Mit dem umfangreichen Katalog Tracht oder Mode zu der aktuellen Ausstellung Tracht oder Mode – Die europäische Sammlung Paul Prött stellt das Deutsche Textilmuseum seine jüngste Forschungsarbeit zur Sammlung Paul Prött, welche bundesweit in wissenschaftlichen Fachkreisen für Aufsehen sorgte, vor. – Die Projektleiterin und Kunsthistorikerin Dr. Uta-Christiane Bergemann, die ein Jahr in großen und kleinen Archiven sowie Museen recherchierte, Museumsleiterin Dr.

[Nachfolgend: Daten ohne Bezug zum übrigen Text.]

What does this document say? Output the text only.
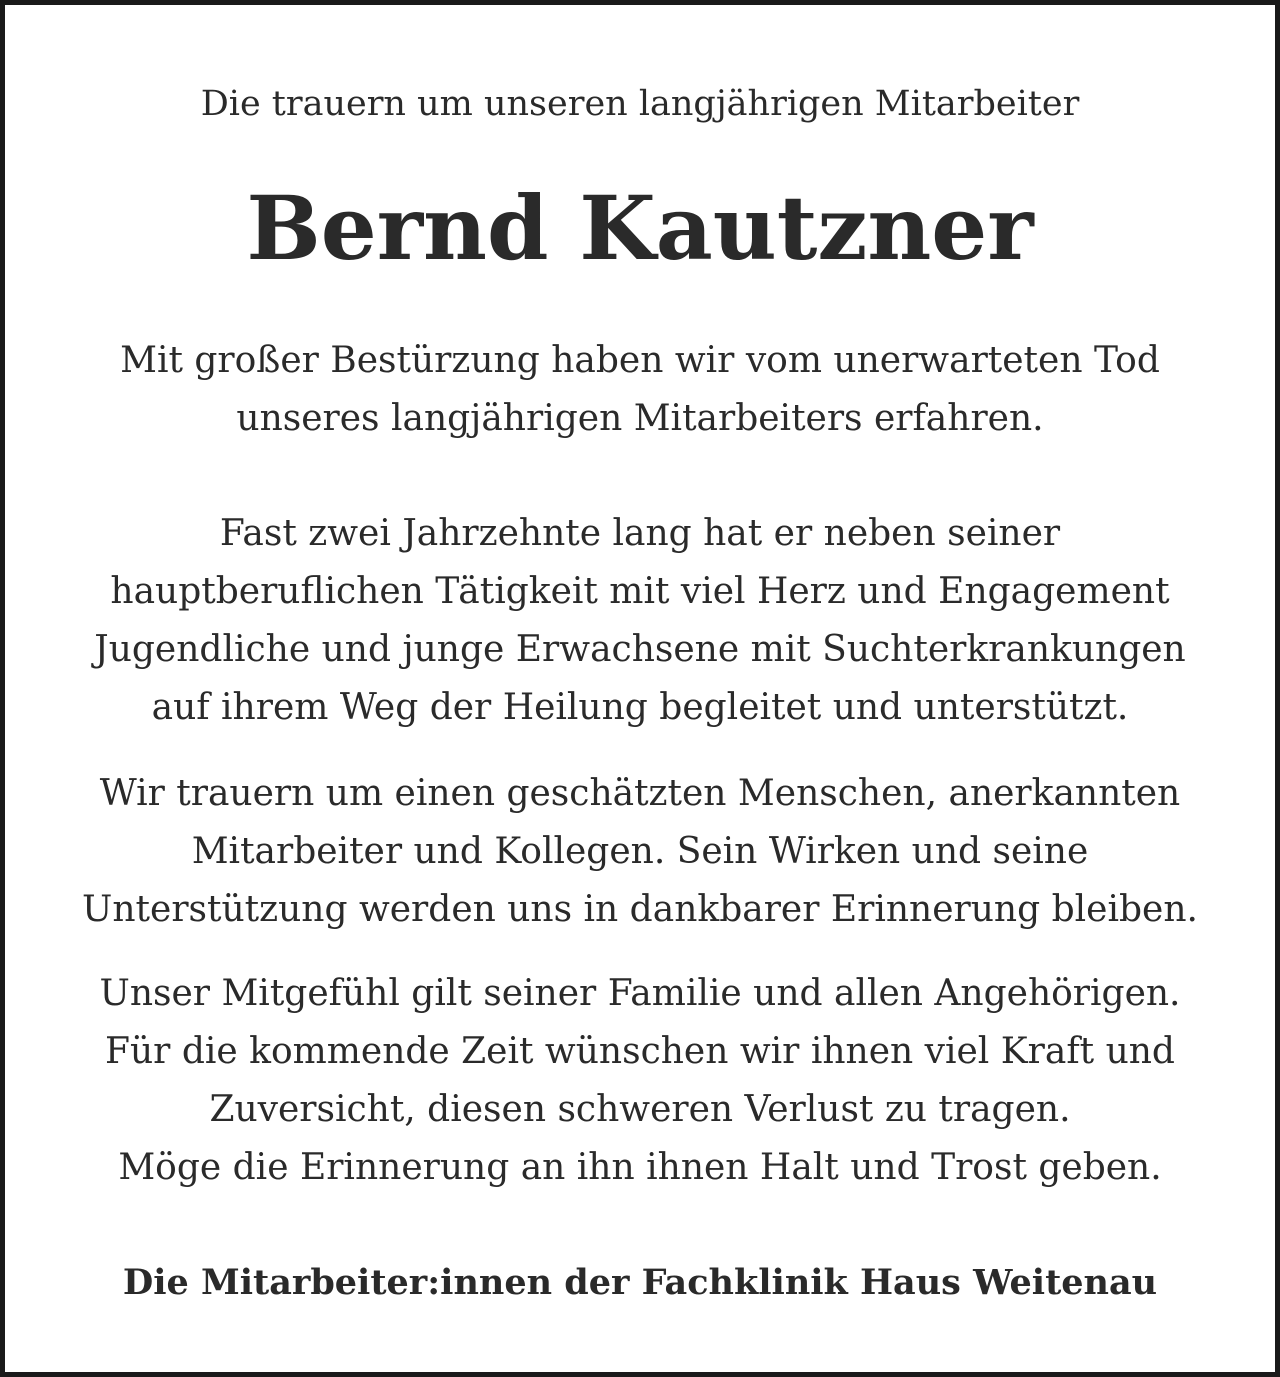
Die trauern um unseren langjährigen Mitarbeiter
Bernd Kautzner
Mit großer Bestürzung haben wir vom unerwarteten Tod
unseres langjährigen Mitarbeiters erfahren.
Fast zwei Jahrzehnte lang hat er neben seiner
hauptberuflichen Tätigkeit mit viel Herz und Engagement
Jugendliche und junge Erwachsene mit Suchterkrankungen
auf ihrem Weg der Heilung begleitet und unterstützt.
Wir trauern um einen geschätzten Menschen, anerkannten
Mitarbeiter und Kollegen. Sein Wirken und seine
Unterstützung werden uns in dankbarer Erinnerung bleiben.
Unser Mitgefühl gilt seiner Familie und allen Angehörigen.
Für die kommende Zeit wünschen wir ihnen viel Kraft und
Zuversicht, diesen schweren Verlust zu tragen.
Möge die Erinnerung an ihn ihnen Halt und Trost geben.
Die Mitarbeiter:innen der Fachklinik Haus Weitenau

Annette Schieck sowie ihre Stellvertreterin Dr. Isa Fleischmann-Heck haben ihre Forschungsergebnisse nun in dem reich bebilderten Katalog mit fast 1100 Farbabbildungen, zusammengefasst. Innerhalb der 30 000 Objekte umfassenden Sammlung des Deutschen Textilmuseums, die zweitgrößte ihrer Art in Europa, bildete die jetzt erstmals umfangreich dokumentierte und analysierte Sammlung Paul Prött eine Ausnahme: Entgegen der Tradition der Gewebesammlung, dem Vorläufer des Textilmuseums, nur Stoffbeispiele zu bewahren, kamen in der zweiten Jahreshälfte 1943 mit den Trachten zahlreiche komplette Kleidungsstücke dazu. Das Jahr 1943 hatte für uns natürlich eine Signalwirkung, betont Bergemann. Als erstes Museum in Deutschland haben wir uns deshalb mit Provenienzforschung hinsichtlich Textilien beschäftigt, sagt Schieck. In diesem Zusammenhang lud das Museum im Herbst 2017 zu einer internationalen Tagung ein, die sich mit textilen Erwerbungen und Sammlungsstrategien europäischer Museen in der NS-Zeit auseinandersetzte. Dazu wird auch 2019 der entsprechende Tagungsband erscheinen.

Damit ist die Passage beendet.